I dumped my boyfriend. I wanted to love him. I even wanted to get married. But the emotions kept shutting off. There was no
point.
A few years before Winki died, when I was just starting to gain some traction on my music career and good things were coming
our way, I wondered if there’d be some ultimate, cosmic price to pay for the success I craved. I don’t know if superstitious
is the word, but too much of the good life made me nervous. Maybe it dates back to my childhood, when I thought we had the
perfect family and my
parents’ decision to separate seemed to come out of nowhere. Ever since then, I didn’t quite trust happiness.
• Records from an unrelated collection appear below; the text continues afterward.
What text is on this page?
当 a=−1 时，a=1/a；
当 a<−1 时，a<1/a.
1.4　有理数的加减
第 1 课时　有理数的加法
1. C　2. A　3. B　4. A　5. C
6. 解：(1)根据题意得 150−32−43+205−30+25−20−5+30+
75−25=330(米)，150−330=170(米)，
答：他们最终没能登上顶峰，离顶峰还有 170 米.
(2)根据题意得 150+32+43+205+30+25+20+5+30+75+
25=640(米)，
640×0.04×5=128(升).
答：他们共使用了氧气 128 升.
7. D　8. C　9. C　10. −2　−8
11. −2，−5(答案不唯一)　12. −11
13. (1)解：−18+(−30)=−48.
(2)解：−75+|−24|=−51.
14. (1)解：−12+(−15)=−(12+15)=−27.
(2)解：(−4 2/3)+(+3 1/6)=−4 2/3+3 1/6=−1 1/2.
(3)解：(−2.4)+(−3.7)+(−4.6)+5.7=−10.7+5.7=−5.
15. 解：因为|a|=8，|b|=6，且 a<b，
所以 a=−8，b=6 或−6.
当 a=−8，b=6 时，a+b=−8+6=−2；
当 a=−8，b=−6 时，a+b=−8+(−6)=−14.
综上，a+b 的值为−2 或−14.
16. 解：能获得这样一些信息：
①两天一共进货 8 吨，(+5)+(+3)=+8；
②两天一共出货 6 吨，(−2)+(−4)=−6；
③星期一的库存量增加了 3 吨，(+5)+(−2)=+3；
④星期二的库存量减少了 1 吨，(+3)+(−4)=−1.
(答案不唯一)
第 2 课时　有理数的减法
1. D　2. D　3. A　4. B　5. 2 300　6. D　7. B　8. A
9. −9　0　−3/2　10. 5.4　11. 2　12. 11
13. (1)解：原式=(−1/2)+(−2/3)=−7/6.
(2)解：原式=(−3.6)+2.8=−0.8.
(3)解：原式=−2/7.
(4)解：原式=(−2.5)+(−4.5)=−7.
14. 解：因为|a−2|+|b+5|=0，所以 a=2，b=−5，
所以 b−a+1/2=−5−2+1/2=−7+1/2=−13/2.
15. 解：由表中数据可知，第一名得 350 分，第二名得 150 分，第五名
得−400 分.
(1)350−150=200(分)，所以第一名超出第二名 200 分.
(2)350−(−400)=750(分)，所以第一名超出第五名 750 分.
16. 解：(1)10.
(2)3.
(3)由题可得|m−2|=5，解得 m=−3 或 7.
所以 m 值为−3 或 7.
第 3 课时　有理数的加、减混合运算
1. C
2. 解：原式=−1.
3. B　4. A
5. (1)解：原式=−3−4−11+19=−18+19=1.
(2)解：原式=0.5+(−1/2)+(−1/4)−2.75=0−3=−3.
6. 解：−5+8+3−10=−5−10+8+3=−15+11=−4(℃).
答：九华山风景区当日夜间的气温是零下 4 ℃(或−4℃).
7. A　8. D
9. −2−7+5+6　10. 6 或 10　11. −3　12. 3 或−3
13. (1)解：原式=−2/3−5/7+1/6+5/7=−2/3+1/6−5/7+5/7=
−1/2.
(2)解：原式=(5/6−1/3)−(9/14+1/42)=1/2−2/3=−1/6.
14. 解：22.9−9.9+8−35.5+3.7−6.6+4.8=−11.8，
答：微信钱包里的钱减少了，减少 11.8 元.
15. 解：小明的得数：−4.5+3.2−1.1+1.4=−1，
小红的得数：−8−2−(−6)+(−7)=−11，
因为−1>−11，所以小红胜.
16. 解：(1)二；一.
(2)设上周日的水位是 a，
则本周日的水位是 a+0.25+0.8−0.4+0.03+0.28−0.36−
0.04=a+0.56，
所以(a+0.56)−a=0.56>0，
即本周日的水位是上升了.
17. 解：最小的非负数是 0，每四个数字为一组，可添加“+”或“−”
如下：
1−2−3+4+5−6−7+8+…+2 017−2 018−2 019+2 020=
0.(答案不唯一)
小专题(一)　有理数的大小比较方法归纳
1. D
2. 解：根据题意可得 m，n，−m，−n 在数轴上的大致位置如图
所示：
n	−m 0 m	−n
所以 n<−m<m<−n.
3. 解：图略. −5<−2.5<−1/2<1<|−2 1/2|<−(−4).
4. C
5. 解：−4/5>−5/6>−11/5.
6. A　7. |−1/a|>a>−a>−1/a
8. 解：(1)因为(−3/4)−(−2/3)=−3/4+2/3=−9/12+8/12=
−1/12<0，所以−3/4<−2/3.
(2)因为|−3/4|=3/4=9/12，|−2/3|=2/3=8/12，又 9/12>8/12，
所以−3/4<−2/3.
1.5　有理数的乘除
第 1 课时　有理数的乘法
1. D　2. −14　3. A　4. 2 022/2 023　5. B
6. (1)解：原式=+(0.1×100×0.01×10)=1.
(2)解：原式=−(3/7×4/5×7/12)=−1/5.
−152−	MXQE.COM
Deep down, in the recesses of my mind, I was afraid fame and fortune’s price would be the loss of someone dear to me, like
my mother, my father, or my brother.
So when I did lose Winki, I guess I resented my success. I love and appreciate all that I have now. But even today, if you
ask me or my mother if we’d trade places with our lives as they are now for what they were back when we had no money and were
living in the projects, we’d do it in a heartbeat if it meant getting Winki back. And the irony is, my career had reached
a high point at the time of my brother’s accident. Right before Winki died, I was on top of the world with a hit album and
a top ten single. I was nominated for a Grammy. I’d just had a ball doing a part in Spike Lee’s
Jungle Fever
. And then my brother passed, and I stopped caring. When I actually won the Grammy, it kinda made me smile, but only for a
second. There was too much sadness for me to be in the moment and really enjoy it. Nothing seemed to matter anymore. Shakim
begged me to get back into the studio. We had another album due, but I wasn’t interested.